The night was supposed to be quiet.
Hundreds of exhausted families already displaced once. some twice had settled to sleep inside the Yelwata camp in Benue State.
The air inside the crowded shelter was thick with heat and tired breathing.
Mothers tucked their children close. Fathers kept watch. Life in displacement is a fragile attempt at normalcy.
But shortly after 9 p.m., that fragile normalcy snapped.
Msurshima Apeh remembers the exact moment the terror returned.
She was just drifting into sleep when the screams erupted. At first, it sounded distant.
Then the doors rattled, boots slammed against the walls, and gunshots tore through the darkness.
And in minutes, her life would be split into “before” and “after.”
“They locked us inside,” she told the United States Congress, her voice quivering as she testified virtually from Benue State.
“They butchered people with cutlasses. They were also shooting. There was nowhere to run.”
Her words were simple, but behind them lay an unspeakable scene, a camp meant to offer refuge now turned into a slaughterhouse.
Apeh clutched her children as panic erupted around her. She could hear the cries of neighbours, the pounding of the attackers’ footsteps, and the desperate prayers of those already wounded.
“When they finished torturing people, they poured petrol on the building,” she recalled. “And many of us were set ablaze.”
Inside the fire and chaos, she searched for a way out.
She found it, a tree standing just beyond the window. A chance for survival. But climbing it meant leaving her children behind, even for a moment. It was the most impossible choice a mother could face.
“In the course of the attack, I lifted my eyes and saw a tree. I climbed it,” she said softly. “My five children were below, crying.”
From her perch in the branches, she saw what no parent should ever witness.
“In my presence,” she told lawmakers, her voice breaking in the hearing room thousands of miles away, “they were being slaughtered.”
Five children. None spared. And all while their mother watched, powerless, hiding in a tree under the night sky of a country that has failed so many like her.
When the attackers moved on, she fled into the bush, wounded in body, shattered in spirit.
Eventually, rescue workers found her.
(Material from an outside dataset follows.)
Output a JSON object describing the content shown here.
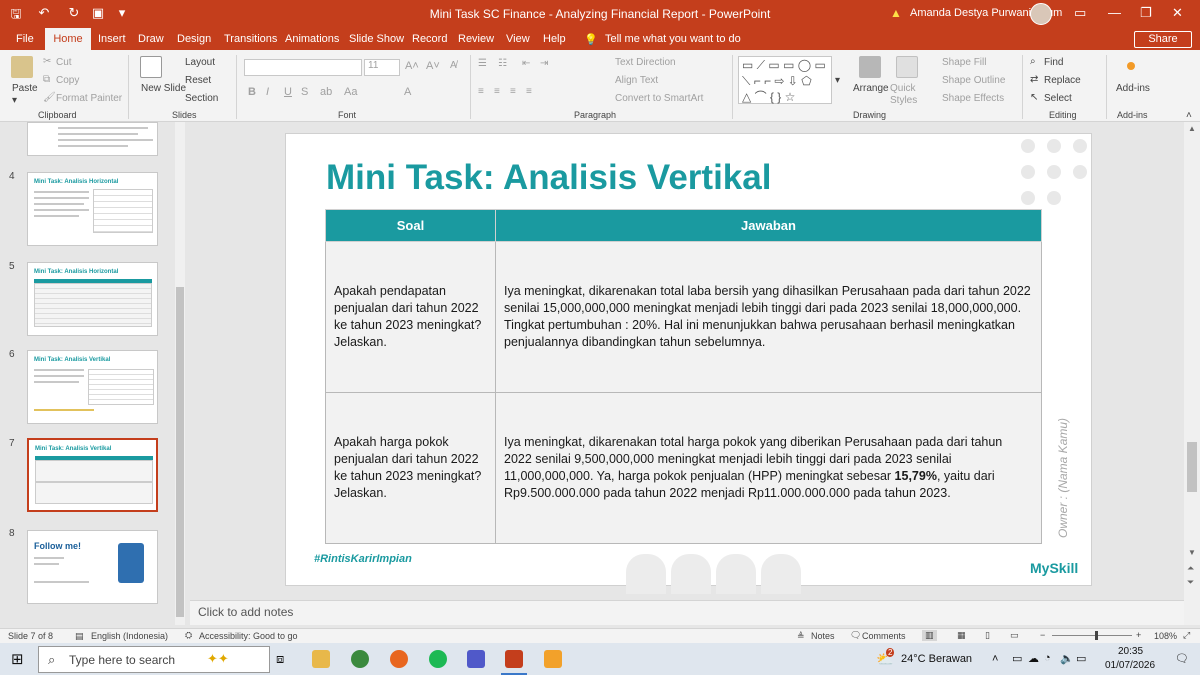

Other survivors were gathered and relocated to a new camp, another temporary refuge in a life defined by displacement.
But nothing could relocate her grief.
The Yelwata massacre left an estimated 100 to 200 people dead, a single night of violence that displaced more than 3,000 families. Civil rights groups insist the toll may be even higher.
The assailants, security sources say, were armed herdsmen, yet another chapter in the long, deadly conflict consuming Nigeria’s Middle Belt.
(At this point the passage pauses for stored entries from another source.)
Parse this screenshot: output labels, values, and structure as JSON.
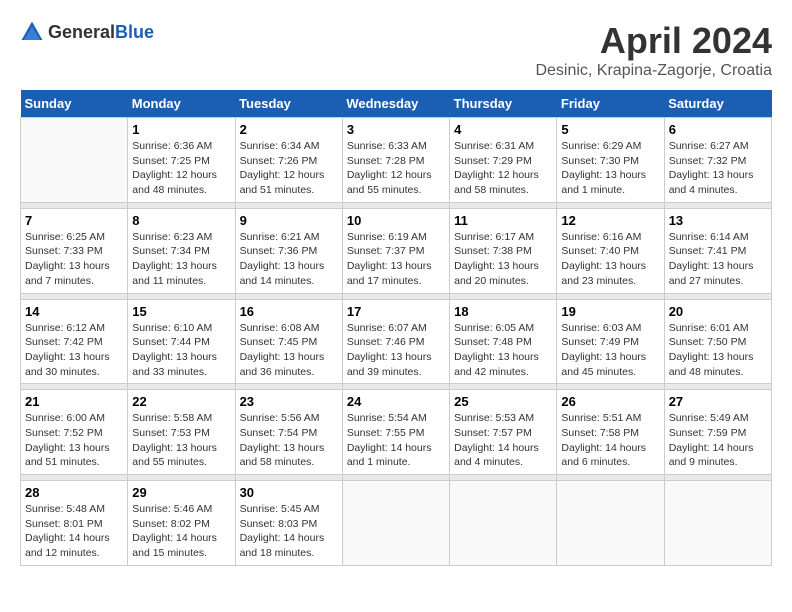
{
  "header": {
    "logo_general": "General",
    "logo_blue": "Blue",
    "month": "April 2024",
    "location": "Desinic, Krapina-Zagorje, Croatia"
  },
  "weekdays": [
    "Sunday",
    "Monday",
    "Tuesday",
    "Wednesday",
    "Thursday",
    "Friday",
    "Saturday"
  ],
  "weeks": [
    [
      {
        "day": "",
        "sunrise": "",
        "sunset": "",
        "daylight": ""
      },
      {
        "day": "1",
        "sunrise": "Sunrise: 6:36 AM",
        "sunset": "Sunset: 7:25 PM",
        "daylight": "Daylight: 12 hours and 48 minutes."
      },
      {
        "day": "2",
        "sunrise": "Sunrise: 6:34 AM",
        "sunset": "Sunset: 7:26 PM",
        "daylight": "Daylight: 12 hours and 51 minutes."
      },
      {
        "day": "3",
        "sunrise": "Sunrise: 6:33 AM",
        "sunset": "Sunset: 7:28 PM",
        "daylight": "Daylight: 12 hours and 55 minutes."
      },
      {
        "day": "4",
        "sunrise": "Sunrise: 6:31 AM",
        "sunset": "Sunset: 7:29 PM",
        "daylight": "Daylight: 12 hours and 58 minutes."
      },
      {
        "day": "5",
        "sunrise": "Sunrise: 6:29 AM",
        "sunset": "Sunset: 7:30 PM",
        "daylight": "Daylight: 13 hours and 1 minute."
      },
      {
        "day": "6",
        "sunrise": "Sunrise: 6:27 AM",
        "sunset": "Sunset: 7:32 PM",
        "daylight": "Daylight: 13 hours and 4 minutes."
      }
    ],
    [
      {
        "day": "7",
        "sunrise": "Sunrise: 6:25 AM",
        "sunset": "Sunset: 7:33 PM",
        "daylight": "Daylight: 13 hours and 7 minutes."
      },
      {
        "day": "8",
        "sunrise": "Sunrise: 6:23 AM",
        "sunset": "Sunset: 7:34 PM",
        "daylight": "Daylight: 13 hours and 11 minutes."
      },
      {
        "day": "9",
        "sunrise": "Sunrise: 6:21 AM",
        "sunset": "Sunset: 7:36 PM",
        "daylight": "Daylight: 13 hours and 14 minutes."
      },
      {
        "day": "10",
        "sunrise": "Sunrise: 6:19 AM",
        "sunset": "Sunset: 7:37 PM",
        "daylight": "Daylight: 13 hours and 17 minutes."
      },
      {
        "day": "11",
        "sunrise": "Sunrise: 6:17 AM",
        "sunset": "Sunset: 7:38 PM",
        "daylight": "Daylight: 13 hours and 20 minutes."
      },
      {
        "day": "12",
        "sunrise": "Sunrise: 6:16 AM",
        "sunset": "Sunset: 7:40 PM",
        "daylight": "Daylight: 13 hours and 23 minutes."
      },
      {
        "day": "13",
        "sunrise": "Sunrise: 6:14 AM",
        "sunset": "Sunset: 7:41 PM",
        "daylight": "Daylight: 13 hours and 27 minutes."
      }
    ],
    [
      {
        "day": "14",
        "sunrise": "Sunrise: 6:12 AM",
        "sunset": "Sunset: 7:42 PM",
        "daylight": "Daylight: 13 hours and 30 minutes."
      },
      {
        "day": "15",
        "sunrise": "Sunrise: 6:10 AM",
        "sunset": "Sunset: 7:44 PM",
        "daylight": "Daylight: 13 hours and 33 minutes."
      },
      {
        "day": "16",
        "sunrise": "Sunrise: 6:08 AM",
        "sunset": "Sunset: 7:45 PM",
        "daylight": "Daylight: 13 hours and 36 minutes."
      },
      {
        "day": "17",
        "sunrise": "Sunrise: 6:07 AM",
        "sunset": "Sunset: 7:46 PM",
        "daylight": "Daylight: 13 hours and 39 minutes."
      },
      {
        "day": "18",
        "sunrise": "Sunrise: 6:05 AM",
        "sunset": "Sunset: 7:48 PM",
        "daylight": "Daylight: 13 hours and 42 minutes."
      },
      {
        "day": "19",
        "sunrise": "Sunrise: 6:03 AM",
        "sunset": "Sunset: 7:49 PM",
        "daylight": "Daylight: 13 hours and 45 minutes."
      },
      {
        "day": "20",
        "sunrise": "Sunrise: 6:01 AM",
        "sunset": "Sunset: 7:50 PM",
        "daylight": "Daylight: 13 hours and 48 minutes."
      }
    ],
    [
      {
        "day": "21",
        "sunrise": "Sunrise: 6:00 AM",
        "sunset": "Sunset: 7:52 PM",
        "daylight": "Daylight: 13 hours and 51 minutes."
      },
      {
        "day": "22",
        "sunrise": "Sunrise: 5:58 AM",
        "sunset": "Sunset: 7:53 PM",
        "daylight": "Daylight: 13 hours and 55 minutes."
      },
      {
        "day": "23",
        "sunrise": "Sunrise: 5:56 AM",
        "sunset": "Sunset: 7:54 PM",
        "daylight": "Daylight: 13 hours and 58 minutes."
      },
      {
        "day": "24",
        "sunrise": "Sunrise: 5:54 AM",
        "sunset": "Sunset: 7:55 PM",
        "daylight": "Daylight: 14 hours and 1 minute."
      },
      {
        "day": "25",
        "sunrise": "Sunrise: 5:53 AM",
        "sunset": "Sunset: 7:57 PM",
        "daylight": "Daylight: 14 hours and 4 minutes."
      },
      {
        "day": "26",
        "sunrise": "Sunrise: 5:51 AM",
        "sunset": "Sunset: 7:58 PM",
        "daylight": "Daylight: 14 hours and 6 minutes."
      },
      {
        "day": "27",
        "sunrise": "Sunrise: 5:49 AM",
        "sunset": "Sunset: 7:59 PM",
        "daylight": "Daylight: 14 hours and 9 minutes."
      }
    ],
    [
      {
        "day": "28",
        "sunrise": "Sunrise: 5:48 AM",
        "sunset": "Sunset: 8:01 PM",
        "daylight": "Daylight: 14 hours and 12 minutes."
      },
      {
        "day": "29",
        "sunrise": "Sunrise: 5:46 AM",
        "sunset": "Sunset: 8:02 PM",
        "daylight": "Daylight: 14 hours and 15 minutes."
      },
      {
        "day": "30",
        "sunrise": "Sunrise: 5:45 AM",
        "sunset": "Sunset: 8:03 PM",
        "daylight": "Daylight: 14 hours and 18 minutes."
      },
      {
        "day": "",
        "sunrise": "",
        "sunset": "",
        "daylight": ""
      },
      {
        "day": "",
        "sunrise": "",
        "sunset": "",
        "daylight": ""
      },
      {
        "day": "",
        "sunrise": "",
        "sunset": "",
        "daylight": ""
      },
      {
        "day": "",
        "sunrise": "",
        "sunset": "",
        "daylight": ""
      }
    ]
  ]
}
President Bola Tinubu condemned the killings and visited survivors in Makurdi.
Police later announced the arrest of 26 suspects. But for Apeh and countless others, the shadow of that night still looms long after the officials have spoken and the headlines have faded.
Apeh’s testimony formed part of a U.S. congressional review of former President Donald Trump’s decision to return Nigeria to the Country of Particular Concern (CPC) list, a designation reserved for nations accused of severe religious persecution.
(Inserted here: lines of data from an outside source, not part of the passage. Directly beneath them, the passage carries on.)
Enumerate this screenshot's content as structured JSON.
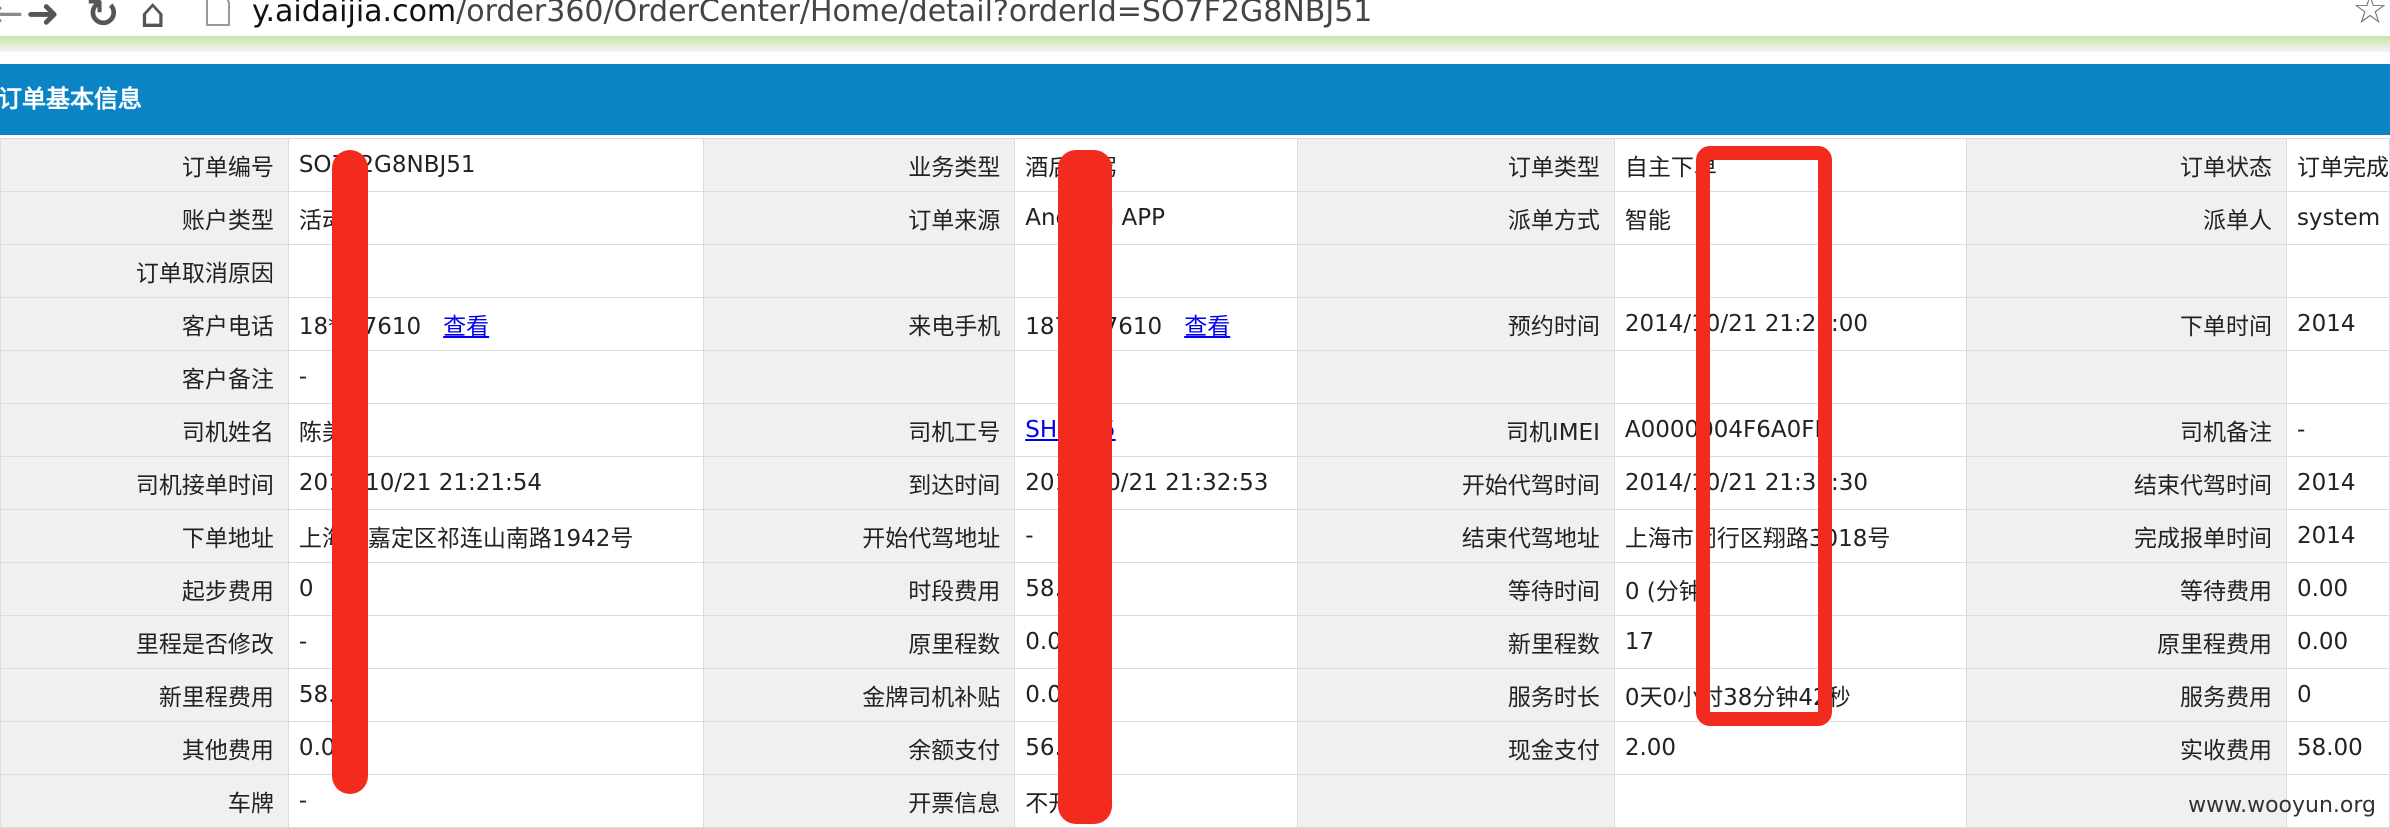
{
  "browser": {
    "url_host": "y.aidaijia.com",
    "url_path": "/order360/OrderCenter/Home/detail?orderId=SO7F2G8NBJ51"
  },
  "section": {
    "title": "订单基本信息"
  },
  "rows": [
    [
      {
        "label": "订单编号",
        "value": "SO7F2G8NBJ51"
      },
      {
        "label": "业务类型",
        "value": "酒后代驾"
      },
      {
        "label": "订单类型",
        "value": "自主下单"
      },
      {
        "label": "订单状态",
        "value": "订单完成"
      }
    ],
    [
      {
        "label": "账户类型",
        "value": "活动"
      },
      {
        "label": "订单来源",
        "value": "Android APP"
      },
      {
        "label": "派单方式",
        "value": "智能"
      },
      {
        "label": "派单人",
        "value": "system"
      }
    ],
    [
      {
        "label": "订单取消原因",
        "value": ""
      },
      {
        "label": "",
        "value": ""
      },
      {
        "label": "",
        "value": ""
      },
      {
        "label": "",
        "value": ""
      }
    ],
    [
      {
        "label": "客户电话",
        "value": "18***7610",
        "link": "查看"
      },
      {
        "label": "来电手机",
        "value": "187***7610",
        "link": "查看"
      },
      {
        "label": "预约时间",
        "value": "2014/10/21 21:20:00"
      },
      {
        "label": "下单时间",
        "value": "2014"
      }
    ],
    [
      {
        "label": "客户备注",
        "value": "-"
      },
      {
        "label": "",
        "value": ""
      },
      {
        "label": "",
        "value": ""
      },
      {
        "label": "",
        "value": ""
      }
    ],
    [
      {
        "label": "司机姓名",
        "value": "陈美"
      },
      {
        "label": "司机工号",
        "value": "SH3145",
        "is_link": true
      },
      {
        "label": "司机IMEI",
        "value": "A0000004F6A0FE"
      },
      {
        "label": "司机备注",
        "value": "-"
      }
    ],
    [
      {
        "label": "司机接单时间",
        "value": "2014/10/21 21:21:54"
      },
      {
        "label": "到达时间",
        "value": "2014/10/21 21:32:53"
      },
      {
        "label": "开始代驾时间",
        "value": "2014/10/21 21:35:30"
      },
      {
        "label": "结束代驾时间",
        "value": "2014"
      }
    ],
    [
      {
        "label": "下单地址",
        "value": "上海市嘉定区祁连山南路1942号"
      },
      {
        "label": "开始代驾地址",
        "value": "-"
      },
      {
        "label": "结束代驾地址",
        "value": "上海市闵行区翔路3018号"
      },
      {
        "label": "完成报单时间",
        "value": "2014"
      }
    ],
    [
      {
        "label": "起步费用",
        "value": "0"
      },
      {
        "label": "时段费用",
        "value": "58.00"
      },
      {
        "label": "等待时间",
        "value": "0 (分钟)"
      },
      {
        "label": "等待费用",
        "value": "0.00"
      }
    ],
    [
      {
        "label": "里程是否修改",
        "value": "-"
      },
      {
        "label": "原里程数",
        "value": "0.00"
      },
      {
        "label": "新里程数",
        "value": "17"
      },
      {
        "label": "原里程费用",
        "value": "0.00"
      }
    ],
    [
      {
        "label": "新里程费用",
        "value": "58.00"
      },
      {
        "label": "金牌司机补贴",
        "value": "0.00"
      },
      {
        "label": "服务时长",
        "value": "0天0小时38分钟42秒"
      },
      {
        "label": "服务费用",
        "value": "0"
      }
    ],
    [
      {
        "label": "其他费用",
        "value": "0.00"
      },
      {
        "label": "余额支付",
        "value": "56.00"
      },
      {
        "label": "现金支付",
        "value": "2.00"
      },
      {
        "label": "实收费用",
        "value": "58.00"
      }
    ],
    [
      {
        "label": "车牌",
        "value": "-"
      },
      {
        "label": "开票信息",
        "value": "不开票"
      },
      {
        "label": "",
        "value": ""
      },
      {
        "label": "",
        "value": ""
      }
    ]
  ],
  "watermark": "www.wooyun.org",
  "colors": {
    "header_blue": "#0b84c6",
    "redaction_red": "#f32b1e",
    "label_bg": "#f0f0f0"
  }
}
Her story arrived in Washington as more than a personal tragedy, it became a symbol of a larger crisis.
A reminder of the families who have been buried without justice, the communities erased by conflict, and the quiet graves of children who never had a chance to grow up.
Trump’s decision has ignited diplomatic friction. Nigerian officials insist the country protects religious freedom and rejects any claim of religious intolerance.
But advocates say stories like Apeh’s paint a far more complicated reality—one in which vulnerable communities live at the mercy of armed groups, pleading for protection that seldom arrives.
On the screen before Congress, Apeh was not just a victim. She was a mother who survived horror and found the strength to speak so the world would not forget.
And it carried a simple message:
What happened in Yelwata was not an isolated tragedy. It was a warning.